Leo Tolstoy: War and Peace

BOOK ELEVEN: 1812
32. CHAPTER XXXII (continued)

Those eyes, filled with happy tears, gazed at him timidly, compassionately, and with joyous love. Natasha's thin pale face, with its swollen lips, was more than plain- it was dreadful. But Prince Andrew did not see that, he saw her shining eyes which were beautiful. They heard the sound of voices behind them.

Peter the valet, who was now wide awake, had roused the doctor. Timokhin, who had not slept at all because of the pain in his leg, had long been watching all that was going on, carefully covering his bare body with the sheet as he huddled up on his bench.

"What's this?" said the doctor, rising from his bed. "Please go away, madam!"

At that moment a maid sent by the countess, who had noticed her daughter's absence, knocked at the door.

Like a somnambulist aroused from her sleep Natasha went out of the room and, returning to her hut, fell sobbing on her bed.

From that time, during all the rest of the Rostovs' journey, at every halting place and wherever they spent a night, Natasha never left the wounded Bolkonski, and the doctor had to admit that he had not expected from a young girl either such firmness or such skill in nursing a wounded man.
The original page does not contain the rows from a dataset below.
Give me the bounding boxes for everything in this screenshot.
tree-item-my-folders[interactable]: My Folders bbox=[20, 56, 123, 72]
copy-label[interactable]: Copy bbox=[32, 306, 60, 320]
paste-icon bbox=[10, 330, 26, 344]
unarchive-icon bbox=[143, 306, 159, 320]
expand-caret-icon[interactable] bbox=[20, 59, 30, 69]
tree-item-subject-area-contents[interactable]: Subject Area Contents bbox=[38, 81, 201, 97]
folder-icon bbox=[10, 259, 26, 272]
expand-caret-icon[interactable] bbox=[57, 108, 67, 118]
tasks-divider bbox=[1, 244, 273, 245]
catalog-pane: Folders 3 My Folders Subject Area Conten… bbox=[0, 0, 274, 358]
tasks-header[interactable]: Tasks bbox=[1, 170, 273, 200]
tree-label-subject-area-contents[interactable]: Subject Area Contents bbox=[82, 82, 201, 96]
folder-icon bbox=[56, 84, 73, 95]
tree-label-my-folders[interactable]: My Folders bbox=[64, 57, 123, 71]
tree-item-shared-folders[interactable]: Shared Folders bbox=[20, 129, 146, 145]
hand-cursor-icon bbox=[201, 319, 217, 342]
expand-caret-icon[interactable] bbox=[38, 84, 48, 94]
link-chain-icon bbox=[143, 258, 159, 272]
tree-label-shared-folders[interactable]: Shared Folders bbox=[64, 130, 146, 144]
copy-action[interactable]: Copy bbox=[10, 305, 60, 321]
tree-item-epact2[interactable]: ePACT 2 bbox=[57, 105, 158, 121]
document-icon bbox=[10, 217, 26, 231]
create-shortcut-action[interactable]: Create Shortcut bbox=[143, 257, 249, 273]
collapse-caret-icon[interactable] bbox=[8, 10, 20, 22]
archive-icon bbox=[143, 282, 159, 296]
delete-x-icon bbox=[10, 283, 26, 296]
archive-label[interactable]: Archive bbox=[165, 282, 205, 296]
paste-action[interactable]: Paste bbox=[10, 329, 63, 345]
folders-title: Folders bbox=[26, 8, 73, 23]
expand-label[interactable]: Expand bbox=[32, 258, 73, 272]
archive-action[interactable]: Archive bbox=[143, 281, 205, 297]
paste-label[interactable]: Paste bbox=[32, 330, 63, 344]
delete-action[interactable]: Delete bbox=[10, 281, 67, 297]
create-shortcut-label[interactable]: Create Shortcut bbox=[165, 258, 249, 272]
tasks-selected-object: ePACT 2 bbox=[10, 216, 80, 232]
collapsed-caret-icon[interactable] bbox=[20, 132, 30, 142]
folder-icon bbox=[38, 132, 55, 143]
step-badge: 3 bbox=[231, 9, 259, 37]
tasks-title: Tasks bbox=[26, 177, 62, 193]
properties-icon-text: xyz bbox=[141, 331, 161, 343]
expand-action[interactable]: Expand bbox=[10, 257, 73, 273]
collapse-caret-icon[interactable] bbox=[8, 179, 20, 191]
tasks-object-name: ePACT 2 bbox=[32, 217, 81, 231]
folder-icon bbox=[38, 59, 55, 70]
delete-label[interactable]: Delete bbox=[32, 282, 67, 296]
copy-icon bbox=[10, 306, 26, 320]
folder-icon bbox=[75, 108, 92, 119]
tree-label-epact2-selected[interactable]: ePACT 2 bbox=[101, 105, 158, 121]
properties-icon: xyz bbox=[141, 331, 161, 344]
Dreadful as the countess imagined it would be should Prince Andrew die in her daughter's arms during the journey- as, judging by what the doctor said, it seemed might easily happen- she could not oppose Natasha. Though with the intimacy now established between the wounded man and Natasha the thought occurred that should he recover their former engagement would be renewed, no one- least of all Natasha and Prince Andrew- spoke of this: the unsettled question of life and death, which hung not only over Bolkonski but over all Russia, shut out all other considerations.